Turkey's prime minister accused Israel on Monday of threatening peace in the region and using disproportionate force against Palestinians.
Prime Minister Recep Tayyip Erdogan urged Israel to stop violating Lebanon's airspace and territorial waters. He also called on the UN Security Council to put same pressure on Israel regarding nuclear arms as it does on Iran.
"We can never remain silent in the face of Israel's attitude. ... It has disproportionate power and it is using that at will while refusing to abide by UN resolutions. We can never accept this picture," Erdogan said. "These steps threaten global peace."
He spoke a joint news conference with Lebanese Prime Minister Saad Hariri. Hariri described Israel as an enemy that threatens Lebanon's security.
"Today, Israel continues its violation of our airspace and waters," Hariri said.

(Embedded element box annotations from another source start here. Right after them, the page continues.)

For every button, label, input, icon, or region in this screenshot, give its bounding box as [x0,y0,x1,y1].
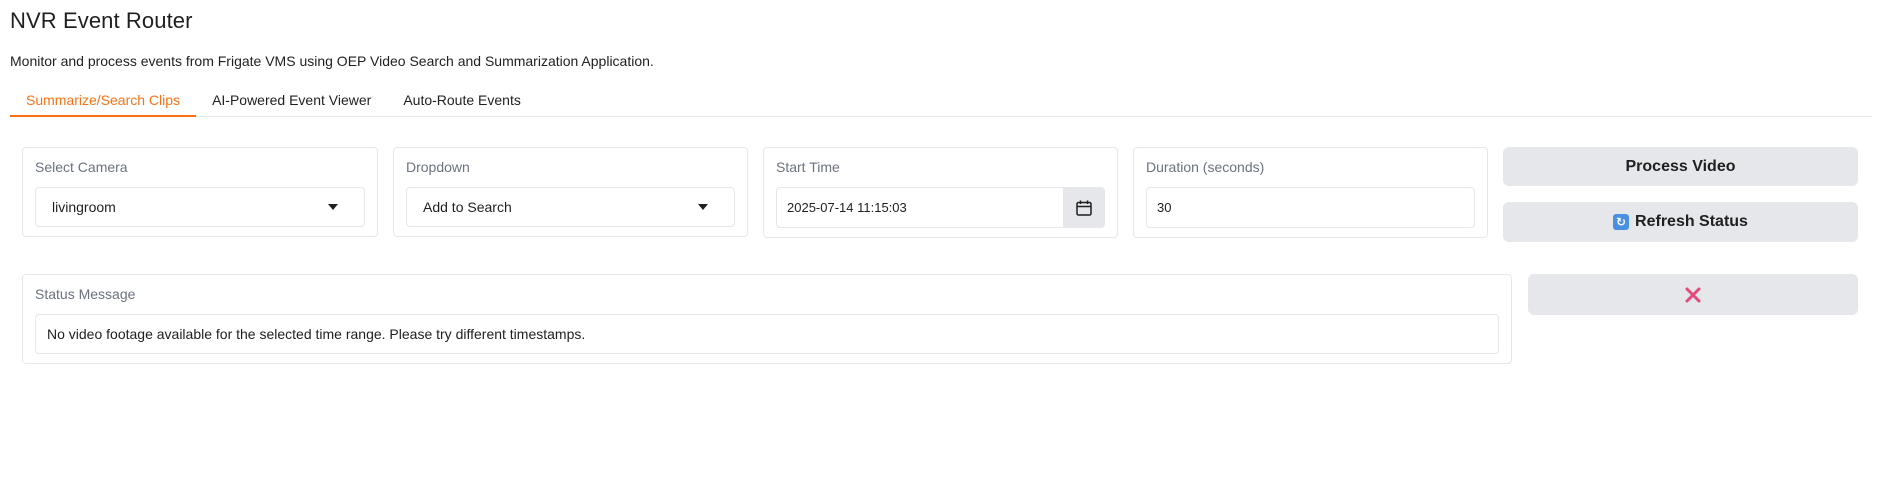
start-time-label: Start Time [776,159,840,175]
dropdown-panel: Dropdown Add to Search [393,147,748,237]
action-select[interactable]: Add to Search [406,187,735,227]
app-root: NVR Event Router Monitor and process eve… [0,0,1882,499]
process-video-button[interactable]: Process Video [1503,147,1858,186]
tab-ai-powered-event-viewer[interactable]: AI-Powered Event Viewer [196,90,387,117]
status-panel: Status Message No video footage availabl… [22,274,1512,364]
chevron-down-icon [698,204,708,210]
camera-label: Select Camera [35,159,128,175]
chevron-down-icon [328,204,338,210]
page-title: NVR Event Router [10,8,193,33]
calendar-button[interactable] [1063,188,1104,227]
camera-panel: Select Camera livingroom [22,147,378,237]
tab-summarize-search-clips[interactable]: Summarize/Search Clips [10,90,197,117]
duration-panel: Duration (seconds) [1133,147,1488,238]
tab-bar: Summarize/Search Clips AI-Powered Event … [10,90,1872,117]
status-label: Status Message [35,286,136,302]
start-time-field [776,187,1105,228]
status-message-box: No video footage available for the selec… [35,314,1499,354]
camera-select[interactable]: livingroom [35,187,365,227]
duration-field [1146,187,1475,228]
duration-input[interactable] [1147,188,1474,227]
tab-auto-route-events[interactable]: Auto-Route Events [387,90,537,117]
start-time-panel: Start Time [763,147,1118,238]
page-subtitle: Monitor and process events from Frigate … [10,53,654,69]
refresh-status-label: Refresh Status [1635,213,1748,230]
close-icon [1685,287,1701,302]
clear-button[interactable] [1528,274,1858,315]
calendar-icon [1076,200,1092,216]
start-time-input[interactable] [777,188,1063,227]
dropdown-label: Dropdown [406,159,470,175]
action-select-value: Add to Search [423,199,512,215]
camera-select-value: livingroom [52,199,116,215]
refresh-icon: ↻ [1613,214,1630,230]
duration-label: Duration (seconds) [1146,159,1265,175]
process-video-label: Process Video [1625,157,1736,175]
status-message-text: No video footage available for the selec… [47,326,586,342]
refresh-status-button[interactable]: ↻ Refresh Status [1503,202,1858,242]
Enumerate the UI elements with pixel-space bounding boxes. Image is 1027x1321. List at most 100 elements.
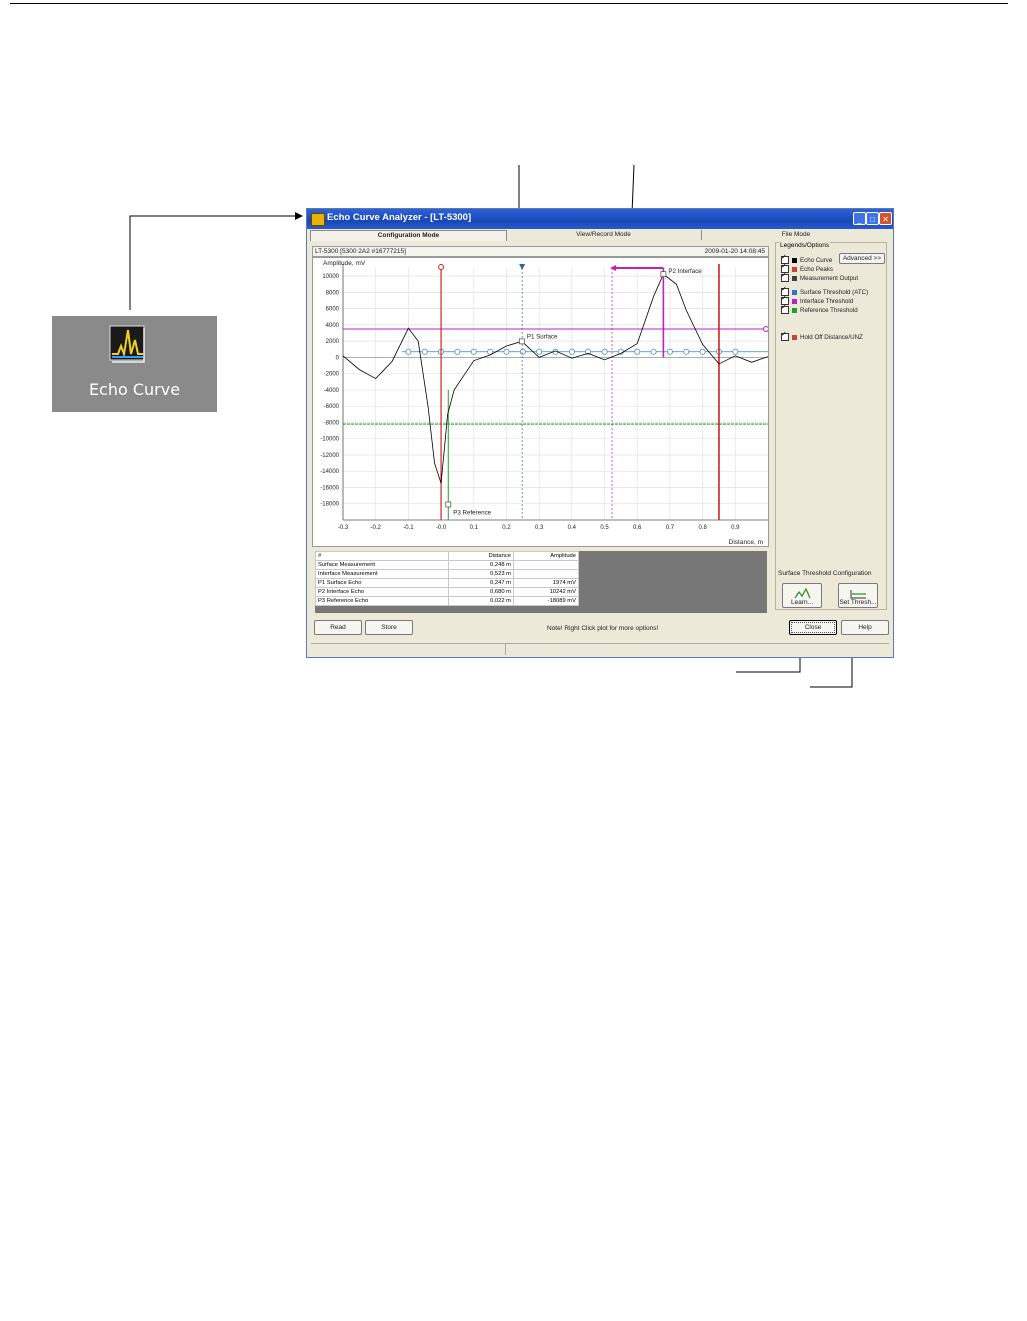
y-tick-label: 6000 [326, 307, 340, 313]
table-header-row: # Distance Amplitude [315, 551, 579, 561]
surface-threshold-point [683, 348, 690, 355]
table-row[interactable]: P3 Reference Echo 0,022 m -18089 mV [315, 596, 579, 606]
legend-label: Surface Threshold (ATC) [800, 289, 869, 296]
echo-curve-desktop-icon[interactable]: Echo Curve [52, 316, 217, 412]
tab-configuration-mode[interactable]: Configuration Mode [310, 230, 507, 241]
peak-marker [445, 501, 452, 508]
swatch-icon [792, 334, 797, 340]
store-button[interactable]: Store [365, 620, 413, 635]
echo-curve-icon-label: Echo Curve [88, 380, 181, 399]
row-distance: 0,248 m [448, 560, 514, 570]
close-window-button[interactable]: ✕ [879, 212, 892, 225]
interface-threshold-handle [763, 325, 768, 332]
peak-marker [660, 271, 667, 278]
row-distance: 0,247 m [448, 578, 514, 588]
surface-marker-arrow-icon [519, 264, 526, 270]
tab-view-record-mode[interactable]: View/Record Mode [506, 230, 702, 240]
row-distance: 0,523 m [448, 569, 514, 579]
col-header-distance: Distance [448, 551, 514, 561]
row-amplitude: -18089 mV [513, 596, 579, 606]
checkbox-icon[interactable] [781, 271, 789, 283]
device-info: LT-5300 [5300 2A2 #16777215] [315, 248, 406, 255]
learn-icon [794, 587, 811, 599]
row-amplitude: 10242 mV [513, 587, 579, 597]
table-row[interactable]: P1 Surface Echo 0,247 m 1974 mV [315, 578, 579, 588]
table-row[interactable]: Surface Measurement 0,248 m [315, 560, 579, 570]
x-tick-label: 0.4 [568, 525, 577, 531]
surface-threshold-point [601, 348, 608, 355]
row-amplitude [513, 569, 579, 579]
x-tick-label: -0.0 [436, 525, 447, 531]
surface-threshold-point [732, 348, 739, 355]
checkbox-icon[interactable] [781, 303, 789, 315]
tab-file-mode[interactable]: File Mode [702, 230, 890, 240]
row-label: P2 Interface Echo [315, 587, 449, 597]
peak-label: P3 Reference [453, 509, 491, 516]
legend-hold-off-distance[interactable]: Hold Off Distance/UNZ [781, 330, 863, 342]
surface-threshold-point [421, 348, 428, 355]
maximize-button[interactable]: □ [866, 212, 879, 225]
legend-label: Measurement Output [800, 275, 859, 282]
results-table: # Distance Amplitude Surface Measurement… [315, 551, 579, 606]
legend-interface-threshold[interactable]: Interface Threshold [781, 294, 853, 306]
x-tick-label: 0.8 [698, 525, 707, 531]
swatch-icon [792, 289, 797, 295]
y-tick-label: -6000 [324, 404, 340, 410]
surface-threshold-point [405, 348, 412, 355]
x-tick-label: 0.5 [600, 525, 609, 531]
x-axis-label: Distance, m [729, 539, 763, 546]
app-icon [311, 213, 325, 226]
y-tick-label: -8000 [324, 420, 340, 426]
status-bar [311, 643, 889, 655]
legend-measurement-output[interactable]: Measurement Output [781, 271, 859, 283]
legend-echo-curve[interactable]: Echo Curve [781, 253, 832, 265]
surface-threshold-point [536, 348, 543, 355]
y-tick-label: -10000 [320, 437, 339, 443]
legend-reference-threshold[interactable]: Reference Threshold [781, 303, 858, 315]
legend-surface-threshold[interactable]: Surface Threshold (ATC) [781, 285, 869, 297]
swatch-icon [792, 266, 797, 272]
row-label: P3 Reference Echo [315, 596, 449, 606]
legend-echo-peaks[interactable]: Echo Peaks [781, 262, 834, 274]
x-tick-label: -0.2 [371, 525, 382, 531]
close-button[interactable]: Close [789, 620, 837, 635]
row-amplitude [513, 560, 579, 570]
status-separator [505, 644, 506, 655]
interface-marker-arrow-icon [610, 265, 617, 271]
y-tick-label: 0 [336, 355, 340, 361]
table-row[interactable]: P2 Interface Echo 0,680 m 10242 mV [315, 587, 579, 597]
learn-button[interactable]: Learn... [782, 583, 822, 608]
table-row[interactable]: Interface Measurement 0,523 m [315, 569, 579, 579]
surface-threshold-point [666, 348, 673, 355]
x-tick-label: 0.6 [633, 525, 642, 531]
swatch-icon [792, 275, 797, 281]
row-label: Surface Measurement [315, 560, 449, 570]
set-threshold-icon [850, 590, 866, 599]
x-tick-label: 0.9 [731, 525, 740, 531]
help-button[interactable]: Help [841, 620, 889, 635]
surface-threshold-point [568, 348, 575, 355]
window-title: Echo Curve Analyzer - [LT-5300] [327, 212, 472, 223]
echo-curve-plot[interactable]: P1 Surface P2 Interface P3 Reference -0.3 -… [312, 257, 769, 547]
legend-label: Hold Off Distance/UNZ [800, 334, 863, 341]
y-tick-label: -2000 [324, 372, 340, 378]
minimize-button[interactable]: _ [853, 212, 866, 225]
title-bar[interactable]: Echo Curve Analyzer - [LT-5300] _ □ ✕ [307, 209, 893, 229]
y-tick-label: 2000 [326, 339, 340, 345]
swatch-icon [792, 257, 797, 263]
surface-threshold-point [503, 348, 510, 355]
right-click-note: Note! Right Click plot for more options! [547, 625, 659, 632]
col-header-amplitude: Amplitude [513, 551, 579, 561]
checkbox-icon[interactable] [781, 330, 789, 342]
surface-threshold-point [650, 348, 657, 355]
echo-curve-chart[interactable]: P1 Surface P2 Interface P3 Reference -0.3 -… [313, 258, 768, 546]
legends-options-group: Legends/Options Echo Curve Echo Peaks Me… [775, 242, 887, 610]
read-button[interactable]: Read [314, 620, 362, 635]
hold-off-handle [438, 264, 445, 270]
legend-label: Echo Peaks [800, 266, 834, 273]
advanced-button[interactable]: Advanced >> [839, 253, 885, 264]
callout-icon-to-window [129, 212, 303, 310]
y-axis-label: Amplitude, mV [323, 260, 366, 267]
y-tick-label: 8000 [326, 290, 340, 296]
set-threshold-button[interactable]: Set Thresh... [838, 583, 878, 608]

'Region cannot accept new Iraq syndrome'
Erdogan promised to support Lebanon's case against Israel at the United Nations. Turkey is a temporary member of the Security Council.
Discussing the possibility of war to make Iran drop its nuclear program, Erdogan said, "The region cannot accept a new Iraq syndrome." Turkey has long defended Iran's right to develop nuclear energy for peaceful use.
"Those who are warning Iran over nuclear weapons are not making the same warnings to Israel," Erdogan said. "Five permanent members of the Security Council must be just. Israel has not denied the existence of its nuclear arsenal; on the contrary it has admitted it."
Erdogan also criticized Israel for an airstrike in Gaza on Sunday.
"What is your excuse this time?" he asked.
On Sunday, three members of the terrorist group Islamic Jihad were killed in an Israeli strike.
Cross-border exchanges have escalated in recent days. The Israeli military said there have been 15 rocket attacks from Gaza this month, compared to eight in December. No Israeli casualties have been reported.
Erdogan accused Israel of using of white phosphorus shells in its offensive in Gaza last year. "No one can claim that phosphorus shells are not weapons of mass destruction," he said.
Turkey's ties with Israel have been strained by Erdogan's frequent criticism of the Jewish state's use of force against Palestinians, as well as during the 2006 war against Hezbollah forces in Lebanon.